How do you solve: $\dfrac{{x - 1}}{{x - 2}} + \dfrac{{x - 3}}{{x - 4}} = \dfrac{{10}}{3}$?

Answer 1

To solve this question, we will first take the LCM, then we will cross multiply the denominators. Further we will expand the terms in the brackets. Then we will shift all the terms to LHS and make the RHS equal to zero. After that we will solve the quadratic equation to obtain the value of $x$.

Complete step by step solution:
We have;
$\dfrac{{x - 1}}{{x - 2}} + \dfrac{{x - 3}}{{x - 4}} = \dfrac{{10}}{3}$
Now we take the LCM of the denominators and multiply correspondingly. So, we get;
$\Rightarrow \dfrac{{\left( {x - 1} \right)\left( {x - 4} \right) + \left( {x - 3} \right)\left( {x - 2} \right)}}{{\left( {x - 2} \right)\left( {x - 4} \right)}} = \dfrac{{10}}{3}$
Now we will multiply the terms and expand the brackets. So, we have;
$\Rightarrow \dfrac{{{x^2} - 4x - x + 4 + {x^2} - 2x - 3x + 6}}{{{x^2} - 4x - 2x + 8}} = \dfrac{{10}}{3}$
Adding and subtracting the like terms in the numerator and denominator we get;
$\Rightarrow \dfrac{{2{x^2} - 10x + 10}}{{{x^2} - 6x + 8}} = \dfrac{{10}}{3}$
Now we will cross multiply the denominators. So, we get;
$\Rightarrow 3\left( {2{x^2} - 10x + 10} \right) = 10\left( {{x^2} - 6x + 8} \right)$
Now we will expand the brackets. So, we have;
$\Rightarrow 6{x^2} - 30x + 30 = 10{x^2} - 60x + 80$
Now we will shift all the terms to RHS and add and subtract the like terms. So, we get;
$\Rightarrow - 4{x^2} + 30x - 50 = 0$
Multiplying both sides with minus one we get;
$\Rightarrow 4{x^2} - 30x + 50 = 0$
Now we will solve this quadratic by middle term splitting. So, we get;
$\Rightarrow 4{x^2} - 20x - 10x + 50 = 0$
Now we will group the terms and take out the common. So, we have;
$\Rightarrow 4x\left( {x - 5} \right) - 10\left( {x - 5} \right) = 0$
Now we will take $\left( {x - 5} \right)$ common. So, we have;
$\Rightarrow \left( {4x - 10} \right)\left( {x - 5} \right) = 0$
Now we will equate each term separately to zero.
$\therefore 4x - 10 = 0$
$\Rightarrow x = \dfrac{{10}}{4}$
On simplification we get;
$\Rightarrow x = \dfrac{5}{2}$
Also,
$x - 5 = 0$
$\Rightarrow x = 5$
So, we have $\Rightarrow x = 5,\dfrac{5}{2}$.

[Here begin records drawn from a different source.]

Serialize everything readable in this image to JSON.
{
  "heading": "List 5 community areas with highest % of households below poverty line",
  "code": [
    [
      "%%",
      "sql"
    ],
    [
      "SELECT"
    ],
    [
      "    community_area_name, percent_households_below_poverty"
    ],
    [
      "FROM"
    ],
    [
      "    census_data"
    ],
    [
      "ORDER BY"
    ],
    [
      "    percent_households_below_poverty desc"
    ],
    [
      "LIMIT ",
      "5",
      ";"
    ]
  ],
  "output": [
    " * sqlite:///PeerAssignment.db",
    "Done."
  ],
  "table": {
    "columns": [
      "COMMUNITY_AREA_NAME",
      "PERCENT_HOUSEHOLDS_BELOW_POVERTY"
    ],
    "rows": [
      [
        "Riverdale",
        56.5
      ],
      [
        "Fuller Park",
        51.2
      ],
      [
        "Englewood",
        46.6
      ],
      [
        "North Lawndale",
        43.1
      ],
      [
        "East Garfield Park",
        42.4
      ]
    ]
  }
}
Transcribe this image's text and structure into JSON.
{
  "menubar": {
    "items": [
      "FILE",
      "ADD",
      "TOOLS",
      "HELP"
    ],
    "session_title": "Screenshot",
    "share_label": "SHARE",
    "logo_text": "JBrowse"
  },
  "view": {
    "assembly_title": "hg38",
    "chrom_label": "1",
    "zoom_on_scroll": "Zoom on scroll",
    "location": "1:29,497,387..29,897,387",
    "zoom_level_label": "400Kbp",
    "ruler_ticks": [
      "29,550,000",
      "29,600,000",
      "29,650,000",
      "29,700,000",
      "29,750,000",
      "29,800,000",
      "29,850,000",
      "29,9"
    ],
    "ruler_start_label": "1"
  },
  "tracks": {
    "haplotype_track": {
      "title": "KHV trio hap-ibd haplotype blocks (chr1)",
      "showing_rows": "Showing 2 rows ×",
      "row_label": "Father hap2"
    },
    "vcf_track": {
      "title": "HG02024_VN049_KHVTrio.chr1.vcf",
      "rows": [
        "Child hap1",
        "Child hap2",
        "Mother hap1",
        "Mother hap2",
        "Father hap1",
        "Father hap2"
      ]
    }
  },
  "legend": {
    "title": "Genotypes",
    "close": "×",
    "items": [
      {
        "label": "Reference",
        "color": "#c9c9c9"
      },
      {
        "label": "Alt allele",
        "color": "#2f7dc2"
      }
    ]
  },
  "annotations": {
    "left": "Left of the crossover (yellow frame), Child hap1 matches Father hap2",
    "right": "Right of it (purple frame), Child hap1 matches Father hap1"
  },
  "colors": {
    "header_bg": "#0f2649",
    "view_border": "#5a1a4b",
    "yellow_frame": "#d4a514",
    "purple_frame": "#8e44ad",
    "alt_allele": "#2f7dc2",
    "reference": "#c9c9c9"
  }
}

Note: One important point to note is that in the solution we have used the middle term splitting method to solve the quadratic equation but it is not always possible to use this method. In those cases, we can use the direct formula for finding the roots of a quadratic equation which is given by:
$x = \dfrac{{ - b \pm \sqrt {{b^2} - 4ac} }}{{2a}}$
Where, $b$ is the coefficient of $x$, $a$ is the coefficient of ${x^2}$ and $c$ is the constant term.